The Mitsubishi Motors Corp. unit admitted on March 11 that wheels came off its large vehicles due to the defects, which caused a number of accidents, including one involving one of its tractors in January 2002 that killed a 29-year-old woman and injured her two sons.

In the report, the engineer said the firm failed to test the strength or durability of the wheel hubs during the design phase, and that the causes of the breaks had little to do with improper maintenance, the officials of the Land, Infrastructure and Transport Ministry said.

Mitsubishi Fuso changed its stance only after a series of accidents occurred involving broken wheel hubs of its tractors and other large vehicles.

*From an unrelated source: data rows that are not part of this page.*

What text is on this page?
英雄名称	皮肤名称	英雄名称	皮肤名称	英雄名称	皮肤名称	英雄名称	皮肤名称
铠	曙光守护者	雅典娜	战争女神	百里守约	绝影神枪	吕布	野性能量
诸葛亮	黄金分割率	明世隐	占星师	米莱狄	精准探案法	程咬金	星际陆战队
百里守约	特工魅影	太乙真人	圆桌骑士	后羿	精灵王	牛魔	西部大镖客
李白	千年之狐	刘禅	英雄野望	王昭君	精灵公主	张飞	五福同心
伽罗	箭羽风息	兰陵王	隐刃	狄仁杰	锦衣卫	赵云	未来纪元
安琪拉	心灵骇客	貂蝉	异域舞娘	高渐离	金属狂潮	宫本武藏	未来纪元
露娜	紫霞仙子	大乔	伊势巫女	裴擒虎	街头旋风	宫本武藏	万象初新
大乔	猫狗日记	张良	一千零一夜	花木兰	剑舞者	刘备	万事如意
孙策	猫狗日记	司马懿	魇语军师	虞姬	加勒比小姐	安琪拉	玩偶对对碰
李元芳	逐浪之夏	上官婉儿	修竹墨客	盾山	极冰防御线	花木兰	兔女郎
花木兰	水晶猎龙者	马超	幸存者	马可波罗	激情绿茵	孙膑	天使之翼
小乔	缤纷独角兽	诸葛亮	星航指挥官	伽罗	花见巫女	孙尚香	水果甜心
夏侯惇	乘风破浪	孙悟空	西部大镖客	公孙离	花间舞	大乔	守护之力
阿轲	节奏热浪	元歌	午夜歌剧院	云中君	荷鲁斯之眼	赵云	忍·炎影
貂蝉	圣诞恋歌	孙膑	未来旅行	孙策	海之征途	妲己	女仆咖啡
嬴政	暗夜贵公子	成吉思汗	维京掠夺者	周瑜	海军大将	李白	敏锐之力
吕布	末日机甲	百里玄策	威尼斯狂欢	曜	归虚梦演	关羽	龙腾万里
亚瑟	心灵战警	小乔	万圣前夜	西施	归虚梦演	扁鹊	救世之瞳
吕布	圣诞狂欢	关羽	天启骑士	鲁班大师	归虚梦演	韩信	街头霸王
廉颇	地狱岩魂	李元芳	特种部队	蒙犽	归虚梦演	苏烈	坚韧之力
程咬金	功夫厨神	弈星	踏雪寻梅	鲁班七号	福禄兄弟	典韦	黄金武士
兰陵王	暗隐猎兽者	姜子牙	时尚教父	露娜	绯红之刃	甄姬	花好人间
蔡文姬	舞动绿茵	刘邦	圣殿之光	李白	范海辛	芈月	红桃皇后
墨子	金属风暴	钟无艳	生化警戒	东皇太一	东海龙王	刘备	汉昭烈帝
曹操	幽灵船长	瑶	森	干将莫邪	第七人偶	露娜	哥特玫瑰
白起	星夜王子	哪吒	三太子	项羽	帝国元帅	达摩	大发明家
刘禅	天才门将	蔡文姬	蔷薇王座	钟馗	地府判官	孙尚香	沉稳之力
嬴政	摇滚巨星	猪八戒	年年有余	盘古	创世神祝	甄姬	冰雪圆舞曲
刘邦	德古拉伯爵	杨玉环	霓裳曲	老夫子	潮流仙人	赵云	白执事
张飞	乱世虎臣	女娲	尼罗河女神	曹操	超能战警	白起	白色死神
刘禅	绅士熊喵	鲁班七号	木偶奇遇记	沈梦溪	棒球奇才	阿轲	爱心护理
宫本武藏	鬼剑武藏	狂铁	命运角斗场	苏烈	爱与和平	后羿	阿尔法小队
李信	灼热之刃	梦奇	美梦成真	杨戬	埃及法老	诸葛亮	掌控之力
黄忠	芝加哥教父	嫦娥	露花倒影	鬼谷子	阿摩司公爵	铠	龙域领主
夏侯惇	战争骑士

It offered to recall its vehicles for free repair.

Mitsubishi Fuso has never published the engineer’s report, saying it is his personal research.

The officials said the ministry will have to determine at what time the firm knew about the structural defects.

The ministry has repeatedly asked Mitsubishi Fuso to submit explanations on the cause since the fatal accident in 2002. The firm had blamed the accident on improper maintenance until last week.

Kanagawa Prefectural Police sources said Thursday that MMC concealed information on defective front-wheel hubs and did not report the problem to the central government despite knowing about accidents caused by faulty products.